Accretion of satellites onto central galaxies in clusters: merger mass ratios and orbital parameters

TL;DR

This study analyzes the properties of galaxy mergers in clusters from cosmological simulations, revealing that most mass accretion occurs through major mergers with specific orbital characteristics, informing galaxy evolution models.

Contribution

It provides new statistical insights into merger mass ratios and orbital parameters at different cluster regions using dark-matter only simulations.

Findings

Over 60% of mass accreted since z≈1 is from major mergers.

Satellite orbits are more tangential and bound near the cluster center.

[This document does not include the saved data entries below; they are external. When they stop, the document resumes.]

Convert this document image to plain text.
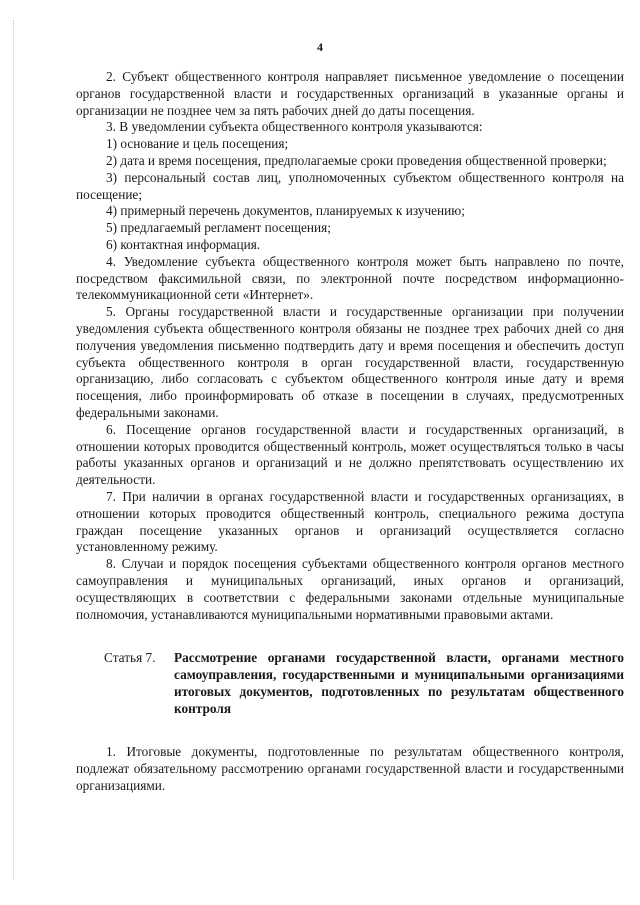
4

2. Субъект общественного контроля направляет письменное уведомление о посещении органов государственной власти и государственных организаций в указанные органы и организации не позднее чем за пять рабочих дней до даты посещения.

3. В уведомлении субъекта общественного контроля указываются:

1) основание и цель посещения;

2) дата и время посещения, предполагаемые сроки проведения общественной проверки;

3) персональный состав лиц, уполномоченных субъектом общественного контроля на посещение;

4) примерный перечень документов, планируемых к изучению;

5) предлагаемый регламент посещения;

6) контактная информация.

4. Уведомление субъекта общественного контроля может быть направлено по почте, посредством факсимильной связи, по электронной почте посредством информационно-телекоммуникационной сети «Интернет».

5. Органы государственной власти и государственные организации при получении уведомления субъекта общественного контроля обязаны не позднее трех рабочих дней со дня получения уведомления письменно подтвердить дату и время посещения и обеспечить доступ субъекта общественного контроля в орган государственной власти, государственную организацию, либо согласовать с субъектом общественного контроля иные дату и время посещения, либо проинформировать об отказе в посещении в случаях, предусмотренных федеральными законами.

6. Посещение органов государственной власти и государственных организаций, в отношении которых проводится общественный контроль, может осуществляться только в часы работы указанных органов и организаций и не должно препятствовать осуществлению их деятельности.

7. При наличии в органах государственной власти и государственных организациях, в отношении которых проводится общественный контроль, специального режима доступа граждан посещение указанных органов и организаций осуществляется согласно установленному режиму.

8. Случаи и порядок посещения субъектами общественного контроля органов местного самоуправления и муниципальных организаций, иных органов и организаций, осуществляющих в соответствии с федеральными законами отдельные муниципальные полномочия, устанавливаются муниципальными нормативными правовыми актами.

Статья 7.	Рассмотрение органами государственной власти, органами местного самоуправления, государственными и муниципальными организациями итоговых документов, подготовленных по результатам общественного контроля

1. Итоговые документы, подготовленные по результатам общественного контроля, подлежат обязательному рассмотрению органами государственной власти и государственными организациями.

Merger properties vary with overdensity, affecting galaxy evolution models.

Abstract

We study the statistical properties of mergers between central and satellite galaxies in galaxy clusters in the redshift range $0<z<1$, using a sample of dark-matter only cosmological N-body simulations from Le SBARBINE dataset. Using a spherical overdensity algorithm to identify dark-matter haloes, we construct halo merger trees for different values of the over-density $\Delta_c$. While the virial overdensity definition allows us to probe the accretion of satellites at the cluster virial radius $r_{vir}$, higher overdensities probe satellite mergers in the central region of the cluster, down to $\approx 0.06 r_{vir}$, which can be considered a proxy for the accretion of satellite galaxies onto central galaxies. We find that the characteristic merger mass ratio increases for increasing values of $\Delta_c$: more than $60\%$ of the mass accreted by central galaxies since $z\approx 1$ comes from major mergers. The orbits of satellites accreting onto central galaxies tend to be more tangential and more bound than orbits of haloes accreting at the virial radius. The obtained distributions of merger mass ratios and orbital parameters are useful to model the evolution of the high-mass end of the galaxy scaling relations without resorting to hydrodynamic cosmological simulations.